Annie Kathuria with her team. / Johns Hopkins

Annie Kathuria, assistant professor of biomedical engineering at Johns Hopkins University, has led a team of researchers in developing a novel lab-grown “whole-brain” organoid—a model that, for the first time, connects tissues from multiple regions of the human brain. The study, published this month in Advanced Science, marks a significant advance in modeling neurodevelopmental and psychiatric disorders such as autism and schizophrenia.

“We’ve made the next generation of brain organoids,” Kathuria told Johns Hopkins. “Most brain organoids that you see in papers are one brain region, like the cortex or the hindbrain or midbrain. We've grown a rudimentary whole-brain organoid; we call it the multi-region brain organoid (MRBO).”

Unlike previous organoids that mimic isolated regions of the brain, the MRBO integrates neural tissues and rudimentary blood vessels from multiple brain regions into a single, functioning model.
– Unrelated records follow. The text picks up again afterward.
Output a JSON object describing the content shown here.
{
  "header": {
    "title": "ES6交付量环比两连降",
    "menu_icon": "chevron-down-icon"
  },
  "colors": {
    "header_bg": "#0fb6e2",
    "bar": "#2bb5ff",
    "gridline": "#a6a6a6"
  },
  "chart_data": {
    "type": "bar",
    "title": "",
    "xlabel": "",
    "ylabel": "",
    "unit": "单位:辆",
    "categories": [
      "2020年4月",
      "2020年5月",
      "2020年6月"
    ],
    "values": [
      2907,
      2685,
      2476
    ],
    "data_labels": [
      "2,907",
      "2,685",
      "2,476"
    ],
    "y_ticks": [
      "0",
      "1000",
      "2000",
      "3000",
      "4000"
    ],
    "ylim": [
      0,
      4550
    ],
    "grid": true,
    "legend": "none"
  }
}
The team achieved this by cultivating cells from separate brain regions in the lab, then combining them using sticky proteins that helped the tissues fuse and communicate. As the organoid matured, it began to produce electrical activity and respond as a coordinated network.
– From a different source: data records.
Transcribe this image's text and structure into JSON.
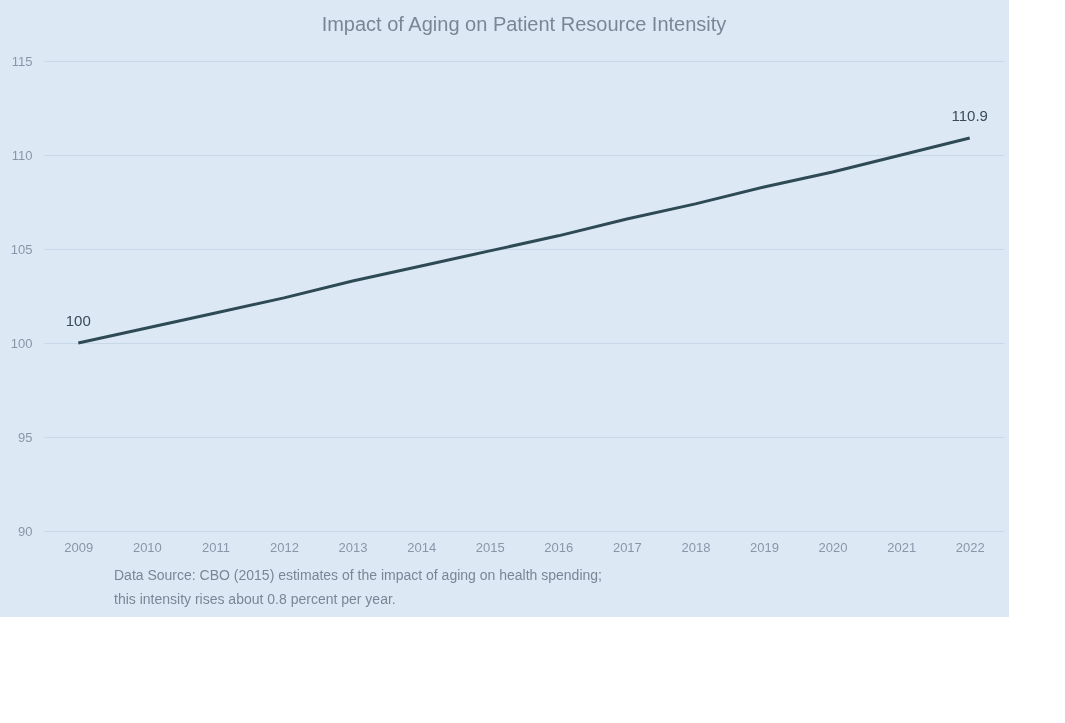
{
  "chart_data": {
    "type": "line",
    "title": "Impact of Aging on Patient Resource Intensity",
    "categories": [
      "2009",
      "2010",
      "2011",
      "2012",
      "2013",
      "2014",
      "2015",
      "2016",
      "2017",
      "2018",
      "2019",
      "2020",
      "2021",
      "2022"
    ],
    "series": [
      {
        "color": "#2e4a55",
        "values": [
          100,
          100.8,
          101.6,
          102.4,
          103.3,
          104.1,
          104.9,
          105.7,
          106.6,
          107.4,
          108.3,
          109.1,
          110.0,
          110.9
        ],
        "value_labels": [
          "100",
          null,
          null,
          null,
          null,
          null,
          null,
          null,
          null,
          null,
          null,
          null,
          null,
          "110.9"
        ]
      }
    ],
    "ylim": [
      90,
      115
    ],
    "yticks": [
      90,
      95,
      100,
      105,
      110,
      115
    ],
    "grid": "y",
    "marker": "none",
    "line_style": "solid",
    "annotations": [
      "Data Source: CBO (2015) estimates of the impact of aging on health spending;",
      "this intensity rises about 0.8 percent per year."
    ]
  }
}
The MRBO retained about 80 percent of the cell types typically found in a 40-day-old human fetal brain, giving scientists a rare window into early brain development. While vastly smaller than a human brain—about 6 to 7 million neurons compared to tens of billions in an adult—the organoid provides a human-cell-based platform for studying brain-wide disorders that are otherwise difficult to investigate.

Kathuria noted that these models could transform how researchers understand, diagnose, and treat conditions like Alzheimer’s. “Whole-brain organoids let us watch disorders develop in real time, see if treatments work, and even tailor therapies to individual patients,” she said.

The team also observed early signs of blood-brain barrier formation—an important feature that regulates what substances can pass into brain tissue.

Currently, most early-stage drug testing relies on animal models. But this approach has a high failure rate, especially for neuropsychiatric drugs, where as many as 96% fail in clinical trials. Kathuria believes whole-brain organoids could offer a better alternative.

“If you can understand what goes wrong early in development, we may be able to find new targets for drug screening,” she said. “We can test new drugs or treatments on the organoids and determine whether they're actually having an impact.”